Saat ini, peningkatan petani teh di Kulon Progo mulai terangkat. Dahulu, petani teh ekonominya masih di bawah sekitar 70%, saat ini tinggal 20%. Kehadiran PPTM yang dibentuk oleh petani teh sendiri benar dirasakan petani dan masyarakat sekitar.
"Dari 10 kg disanggrai jadi 2 kg kering. Kalo sesuai SOP maka mereka dapat 70 ribu minimal, ada yang 100 ribu. Maka buruh itu semangat. Mereka sehari bisa beli beras untuk sepuluh hari, dulu mereka sehari saja sekilo masih kurang," ujarnya.
Wisata Kebun Teh
Selain berkebun, petani teh di Bukit Menoreh Kulon Progo juga sadar dengan potensi wisata di Yogyakarta. Pihaknya menyiapkan beberapa paket wisata terutama bagi mereka yang riset di bidang teh.
"Paket edukasi dari luar negeri Rp500 ribu kalau lokal hanya Rp200 ribu. Biar pinternya warga negara kita sendiri," katanya.

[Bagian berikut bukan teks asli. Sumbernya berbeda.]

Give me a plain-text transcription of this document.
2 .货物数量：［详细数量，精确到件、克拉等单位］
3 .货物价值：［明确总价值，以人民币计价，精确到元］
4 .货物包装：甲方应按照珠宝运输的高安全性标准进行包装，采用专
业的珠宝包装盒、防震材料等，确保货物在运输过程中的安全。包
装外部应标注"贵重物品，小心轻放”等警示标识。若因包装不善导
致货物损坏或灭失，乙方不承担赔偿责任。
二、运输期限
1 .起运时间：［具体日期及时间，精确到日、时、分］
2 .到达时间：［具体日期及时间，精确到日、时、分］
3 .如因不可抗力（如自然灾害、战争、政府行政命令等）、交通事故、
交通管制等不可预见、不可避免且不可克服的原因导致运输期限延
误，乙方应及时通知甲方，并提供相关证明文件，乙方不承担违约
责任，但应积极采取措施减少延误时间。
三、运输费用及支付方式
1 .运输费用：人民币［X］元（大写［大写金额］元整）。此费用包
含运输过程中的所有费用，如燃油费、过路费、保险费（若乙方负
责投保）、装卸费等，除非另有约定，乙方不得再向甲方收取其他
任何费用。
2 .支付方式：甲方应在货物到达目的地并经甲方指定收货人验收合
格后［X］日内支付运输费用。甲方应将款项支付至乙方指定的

Melihat banyak objek wisata di Yogyakarta yang berkembang dan mengandalkan kondisi alamnya menjadi perhatian petani teh. Pihaknya tidak ingin hanya mengandalkan pemandangan alam saja tanpa edukasi bagi para pengunjungnya.
"Kami masih kurang kalau pemandangan itu hanya booming sesaat, kampung ini akan kami jadikan untuk education yang berkalanjutan untuk riset. Kalau wisata ini kan hanya saat liburan tapi sampai hari biasa akan ramai karena riset. Kami bikin wisata yang berkesinambungan yang tidak booming sesaat," katanya.
Namun begitu, berbagai latar belakang wisatawan yang datang juga berimbas pada kondisi perkebunan. Banyak wisatawan yang tidak sadar akan lingkungan saat berwisata.
"Daun rusak karena diinjak dan pengelola tidak bertanggung jawab, ini sampah kami buang sendiri. Tempat sampah kami beli sendiri," katanya.
Sementara itu, wisatawan asing asal Jerman Luca dan Desi mengaku senang menikmati suasana dan teh asal Kulon Progo ini. Menurut Luca, teh yang ia rasakan berbeda dengan yang ia beli di tempatnya.
"Beda sekali sepertinya lebih kuat dan lebih fresh. Selain itu saya tidak pernah meminum teh dengan gula Jawa, ini menarik," katanya.
Desi mengaku hal yang sama, menikmati teh segar dari kebun memiliki cita rasa yang menarik. Sebab, di negaranya, ia tidak menjumpai kebun teh secara langsung. "Ini pertama kali bagi saya, di sana tidak ada teh. Fresh tea tidak pernah," katanya.